Visite de Clinatec : un laboratoire unique en France qui explore la médecine de demain. Ingénieurs et médecins y travaillent notamment sur un système robotisé qui permet de refaire marcher des patients entièrement paralysés.

Le professeur Alim-Louis Benabid est le co-fondateur de Clinatec
Le professeur Alim-Louis Benabid est le co-fondateur de Clinatec © Radio France / Hélène Chevallier

Laboratoire créé il y a dix ans et situé à Grenoble, sur le campus du CEA (le Commissariat à l’énergie atomique), Clinatec est un site unique en France : il regroupe à la fois des mathématiciens, des physiciens, des roboticiens, des médecins et… des patients, puisqu’il accueille aussi un mini-hôpital (6 chambres).  

Clinatec teste des traitements alternatifs sur des malades en utilisant des nouvelles technologies

Les recherches portent sur l’obésité, les acouphènes, les TOC (troubles obsessionnels compulsifs) ou encore l’épilepsie.
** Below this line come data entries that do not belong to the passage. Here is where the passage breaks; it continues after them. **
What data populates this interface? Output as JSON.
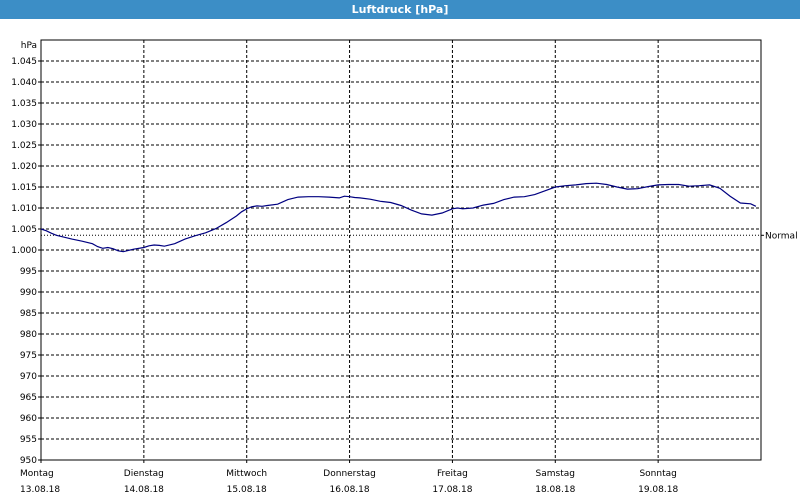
{
  "window": {
    "title": "Luftdruck [hPa]"
  },
  "chart_data": {
    "type": "line",
    "title": "Luftdruck [hPa]",
    "ylabel": "hPa",
    "ylim": [
      950,
      1050
    ],
    "yticks": [
      "950",
      "955",
      "960",
      "965",
      "970",
      "975",
      "980",
      "985",
      "990",
      "995",
      "1.000",
      "1.005",
      "1.010",
      "1.015",
      "1.020",
      "1.025",
      "1.030",
      "1.035",
      "1.040",
      "1.045"
    ],
    "xlim": [
      0,
      7
    ],
    "days": [
      {
        "name": "Montag",
        "date": "13.08.18"
      },
      {
        "name": "Dienstag",
        "date": "14.08.18"
      },
      {
        "name": "Mittwoch",
        "date": "15.08.18"
      },
      {
        "name": "Donnerstag",
        "date": "16.08.18"
      },
      {
        "name": "Freitag",
        "date": "17.08.18"
      },
      {
        "name": "Samstag",
        "date": "18.08.18"
      },
      {
        "name": "Sonntag",
        "date": "19.08.18"
      }
    ],
    "grid": true,
    "reference_line": {
      "label": "Normal",
      "value": 1003.5
    },
    "series": [
      {
        "color": "#000080",
        "x": [
          0,
          0.05,
          0.1,
          0.15,
          0.2,
          0.3,
          0.4,
          0.5,
          0.55,
          0.6,
          0.65,
          0.7,
          0.75,
          0.8,
          0.9,
          1.0,
          1.05,
          1.1,
          1.15,
          1.2,
          1.3,
          1.4,
          1.5,
          1.6,
          1.7,
          1.8,
          1.9,
          1.95,
          2.0,
          2.05,
          2.1,
          2.15,
          2.2,
          2.3,
          2.4,
          2.5,
          2.6,
          2.7,
          2.8,
          2.9,
          2.95,
          3.0,
          3.05,
          3.1,
          3.2,
          3.3,
          3.4,
          3.5,
          3.6,
          3.7,
          3.8,
          3.9,
          4.0,
          4.05,
          4.1,
          4.2,
          4.3,
          4.4,
          4.5,
          4.6,
          4.7,
          4.8,
          4.9,
          5.0,
          5.1,
          5.2,
          5.3,
          5.4,
          5.5,
          5.6,
          5.7,
          5.8,
          5.9,
          6.0,
          6.1,
          6.2,
          6.3,
          6.4,
          6.5,
          6.6,
          6.7,
          6.8,
          6.9,
          6.95
        ],
        "y": [
          1005,
          1004.6,
          1004,
          1003.5,
          1003.2,
          1002.6,
          1002.1,
          1001.5,
          1000.8,
          1000.4,
          1000.6,
          1000.3,
          999.8,
          999.6,
          1000.2,
          1000.6,
          1001,
          1001.2,
          1001.1,
          1000.9,
          1001.5,
          1002.6,
          1003.4,
          1004.1,
          1005.1,
          1006.5,
          1008.1,
          1009.1,
          1009.8,
          1010.3,
          1010.5,
          1010.4,
          1010.6,
          1010.9,
          1012,
          1012.6,
          1012.7,
          1012.7,
          1012.6,
          1012.4,
          1012.8,
          1012.7,
          1012.5,
          1012.4,
          1012.1,
          1011.6,
          1011.3,
          1010.6,
          1009.5,
          1008.6,
          1008.3,
          1008.8,
          1009.8,
          1010,
          1009.8,
          1010,
          1010.7,
          1011.1,
          1012,
          1012.6,
          1012.7,
          1013.2,
          1014.1,
          1015,
          1015.3,
          1015.5,
          1015.8,
          1015.9,
          1015.6,
          1015,
          1014.5,
          1014.6,
          1015.1,
          1015.5,
          1015.6,
          1015.6,
          1015.2,
          1015.3,
          1015.5,
          1014.7,
          1012.8,
          1011.2,
          1011,
          1010.4
        ]
      }
    ]
  }
}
Le principe est souvent le même : l’introduction d’un implant dans le crane, qui va stimuler une partie du cerveau, avec de la lumière par exemple pour les personnes atteintes de la maladie de Parkinson ou avec du froid pour les épileptiques : "Imaginez une sonde, une tige, une électrode. Un système à l'intérieur duquel il y a un matériel qui va permettre de conduire du froid. Le froid va pouvoir se dissiper à l'intérieur du cerveau, qui est à l'origine des crises", explique le docteur Stéphan Chabardès. Le neurochirurgien au CHU de Grenoble, et responsable des activités médicales de Clinatec, espère que cette technologie améliorera la vie des 30 000 épileptiques pour qui les médicaments ne fonctionnent pas en permettant de diminuer "à la fois le nombre des crises mais aussi leur gravité". Là on est encore au stade de la recherche, il faudra encore attendre dix ans, si les essais cliniques sont probants, pour que cette technologie soit disponible. 
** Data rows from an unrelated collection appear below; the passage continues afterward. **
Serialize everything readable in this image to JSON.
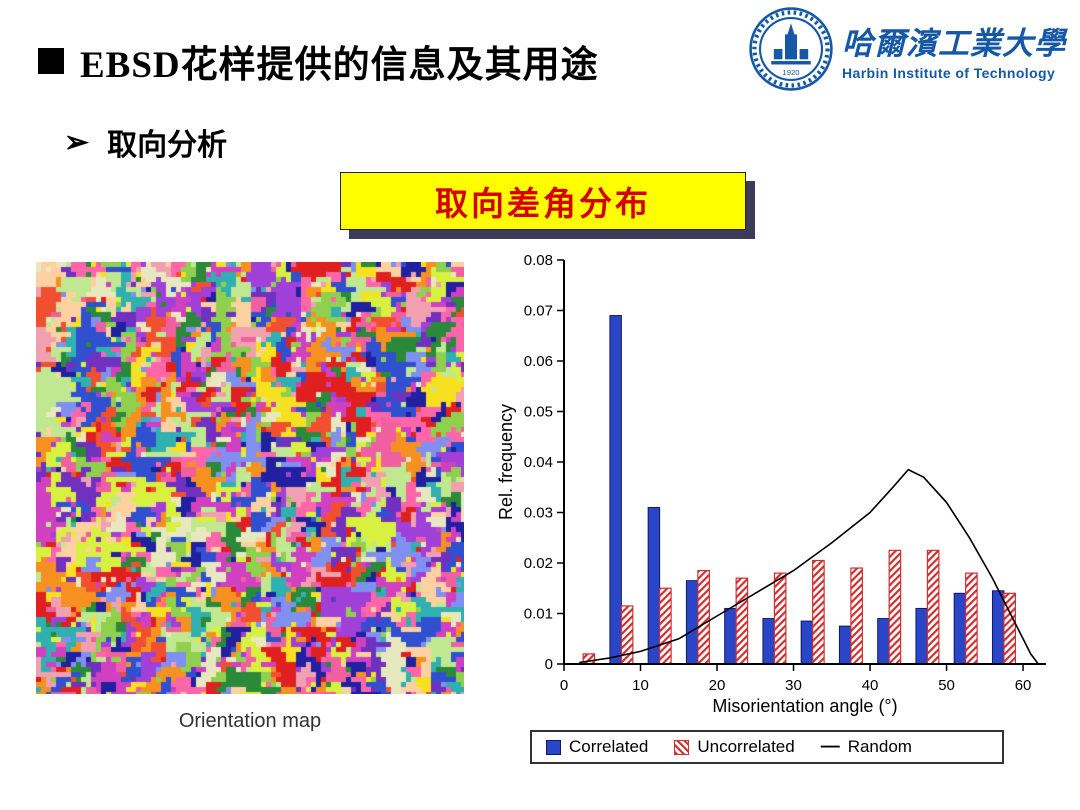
{
  "slide": {
    "title": "EBSD花样提供的信息及其用途",
    "subtitle_marker": "➢",
    "subtitle": "取向分析",
    "banner": "取向差角分布"
  },
  "logo": {
    "cn_name": "哈爾濱工業大學",
    "en_name": "Harbin Institute of Technology",
    "emblem_year": "1920"
  },
  "orientation_map": {
    "caption": "Orientation map"
  },
  "chart_data": {
    "type": "bar",
    "title": "",
    "xlabel": "Misorientation angle (°)",
    "ylabel": "Rel. frequency",
    "xlim": [
      0,
      63
    ],
    "ylim": [
      0,
      0.08
    ],
    "xticks": [
      0,
      10,
      20,
      30,
      40,
      50,
      60
    ],
    "yticks": [
      0,
      0.01,
      0.02,
      0.03,
      0.04,
      0.05,
      0.06,
      0.07,
      0.08
    ],
    "grid": false,
    "legend_position": "bottom",
    "bin_centers": [
      2.5,
      7.5,
      12.5,
      17.5,
      22.5,
      27.5,
      32.5,
      37.5,
      42.5,
      47.5,
      52.5,
      57.5
    ],
    "series": [
      {
        "name": "Correlated",
        "type": "bar",
        "style": "solid-blue",
        "values": [
          0,
          0.069,
          0.031,
          0.0165,
          0.011,
          0.009,
          0.0085,
          0.0075,
          0.009,
          0.011,
          0.014,
          0.0145
        ]
      },
      {
        "name": "Uncorrelated",
        "type": "bar",
        "style": "hatched-red",
        "values": [
          0.002,
          0.0115,
          0.015,
          0.0185,
          0.017,
          0.018,
          0.0205,
          0.019,
          0.0225,
          0.0225,
          0.018,
          0.014
        ]
      },
      {
        "name": "Random",
        "type": "line",
        "style": "black-line",
        "x": [
          2,
          6,
          10,
          15,
          20,
          25,
          30,
          35,
          40,
          43,
          45,
          47,
          50,
          53,
          56,
          59,
          61,
          62
        ],
        "values": [
          0.0003,
          0.0012,
          0.0025,
          0.005,
          0.0095,
          0.014,
          0.0185,
          0.024,
          0.03,
          0.035,
          0.0385,
          0.037,
          0.032,
          0.025,
          0.017,
          0.008,
          0.002,
          0
        ]
      }
    ],
    "legend": [
      "Correlated",
      "Uncorrelated",
      "Random"
    ]
  },
  "colors": {
    "banner_bg": "#ffff00",
    "banner_text": "#d40000",
    "banner_shadow": "#3c3c5a",
    "correlated": "#2a46c8",
    "correlated_edge": "#101a60",
    "uncorrelated": "#d03030",
    "random_line": "#000000",
    "logo_blue": "#1559a6"
  }
}
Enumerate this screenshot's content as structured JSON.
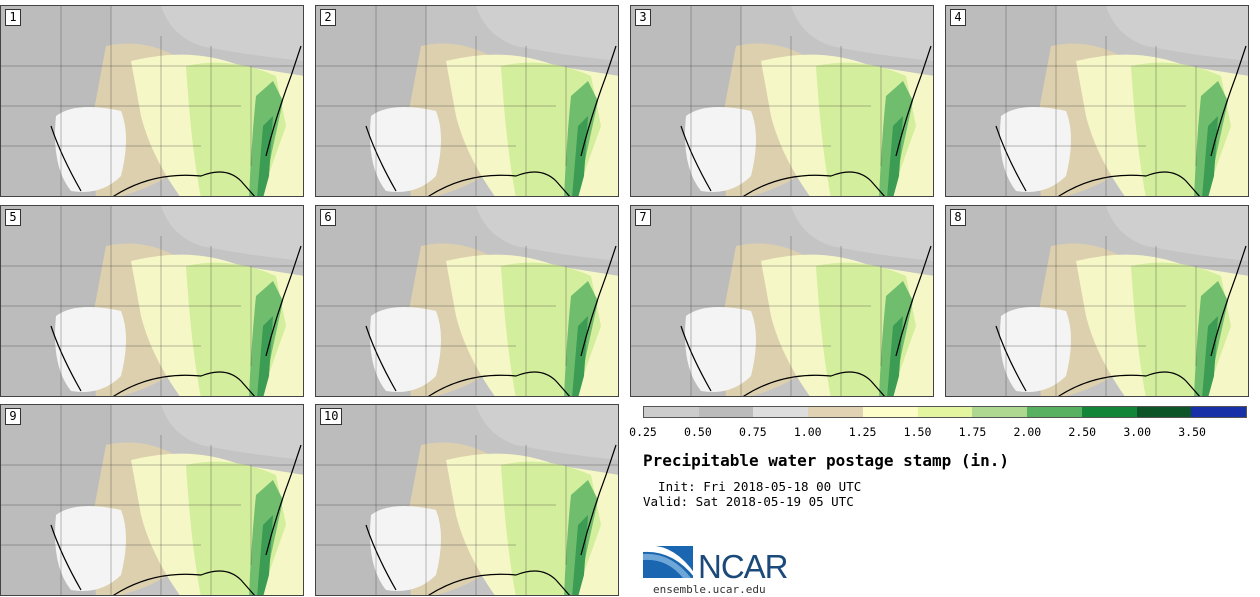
{
  "panels": [
    "1",
    "2",
    "3",
    "4",
    "5",
    "6",
    "7",
    "8",
    "9",
    "10"
  ],
  "colorbar": {
    "colors": [
      "#cccccc",
      "#bbbbbb",
      "#dddddd",
      "#e0d2b2",
      "#fdfdc9",
      "#e3f59f",
      "#aed88f",
      "#58b061",
      "#128538",
      "#0d5527",
      "#1730a8"
    ],
    "tick_labels": [
      "0.25",
      "0.50",
      "0.75",
      "1.00",
      "1.25",
      "1.50",
      "1.75",
      "2.00",
      "2.50",
      "3.00",
      "3.50"
    ]
  },
  "title": "Precipitable water postage stamp (in.)",
  "init_label": "  Init: Fri 2018-05-18 00 UTC",
  "valid_label": "Valid: Sat 2018-05-19 05 UTC",
  "logo_text": "NCAR",
  "url": "ensemble.ucar.edu"
}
L'implant intégré dans le crane du tétraplégique permet de communiquer les intentions de mouvements à l'exosquelette.
L'implant intégré dans le crane du tétraplégique permet de communiquer les intentions de mouvements à l'exosquelette. © Radio France / Hélène Chevallier

Un exosquelette commandé par la pensée

Depuis un an, un patient paralysé des quatre membres teste cette structure robotisée unique dans laquelle il est maintenu debout. Un exosquelette qui lui a redonné un début de mobilité. Le test clinique se passe pour le moment dans le plus grand secret. Cela fait dix ans que le professeur Alim-Louis Benabid, un des plus grands neuro-chirurgiens au monde et cofondateur de Clinatec, travaille sur ce projet : "Quand il est en position assise, il se lève, ensuite il marche, et ensuite il peut bouger les deux bras. Et il peut tourner le bras pour ouvrir une porte." Un robot uniquement commandé par le cerveau du patient. 
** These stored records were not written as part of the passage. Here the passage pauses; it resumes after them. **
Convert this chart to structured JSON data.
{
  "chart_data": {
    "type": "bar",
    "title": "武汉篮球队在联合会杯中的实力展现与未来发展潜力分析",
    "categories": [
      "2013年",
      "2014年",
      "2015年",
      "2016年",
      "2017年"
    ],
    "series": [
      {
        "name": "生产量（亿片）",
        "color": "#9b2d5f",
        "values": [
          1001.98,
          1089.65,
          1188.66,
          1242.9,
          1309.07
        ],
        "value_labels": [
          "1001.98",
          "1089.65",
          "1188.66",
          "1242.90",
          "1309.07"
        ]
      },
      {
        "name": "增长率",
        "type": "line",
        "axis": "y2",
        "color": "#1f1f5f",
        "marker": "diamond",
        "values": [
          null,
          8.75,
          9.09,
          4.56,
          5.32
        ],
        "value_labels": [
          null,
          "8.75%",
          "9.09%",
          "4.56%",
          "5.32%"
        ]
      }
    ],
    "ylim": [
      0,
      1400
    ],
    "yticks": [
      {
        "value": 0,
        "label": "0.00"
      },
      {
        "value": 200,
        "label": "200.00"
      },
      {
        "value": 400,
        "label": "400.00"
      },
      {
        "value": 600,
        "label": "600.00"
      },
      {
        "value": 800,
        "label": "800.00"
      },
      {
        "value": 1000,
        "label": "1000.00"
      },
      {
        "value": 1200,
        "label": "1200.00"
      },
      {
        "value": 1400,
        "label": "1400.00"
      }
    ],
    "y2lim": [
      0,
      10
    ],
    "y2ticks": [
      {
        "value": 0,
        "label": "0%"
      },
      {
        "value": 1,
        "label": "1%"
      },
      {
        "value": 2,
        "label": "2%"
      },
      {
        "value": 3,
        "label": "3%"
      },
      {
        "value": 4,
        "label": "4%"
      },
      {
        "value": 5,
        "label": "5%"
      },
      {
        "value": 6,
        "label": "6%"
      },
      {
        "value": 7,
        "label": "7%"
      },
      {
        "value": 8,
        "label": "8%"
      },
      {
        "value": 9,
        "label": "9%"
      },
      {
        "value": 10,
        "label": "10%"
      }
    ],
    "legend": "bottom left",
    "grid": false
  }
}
C’est LA performance de cette innovation : l’exosquelette communique avec le tétraplégique grâce à un implant placé dans son cerveau qui détecte les intentions de mouvements. "Quand le patient va imaginer bouger son bras, derrière cela va générer une activité cérébrale spécifique au niveau du cortex moteur. Et c'est cette activité cérébrale qui est ensuite décodée pour être convertie en commandes du robot", explique Guillaume Charvet, l’ingénieur en charge du développement technologique de cet implant. Mais pour que cela fonctionne, il faut s'entraîner : l'unique patient qui teste l’exosquelette se rend cinq jours par mois à Clinatec pour s'exercer. L'équipe ne devrait pas tarder à publier les premiers résultats.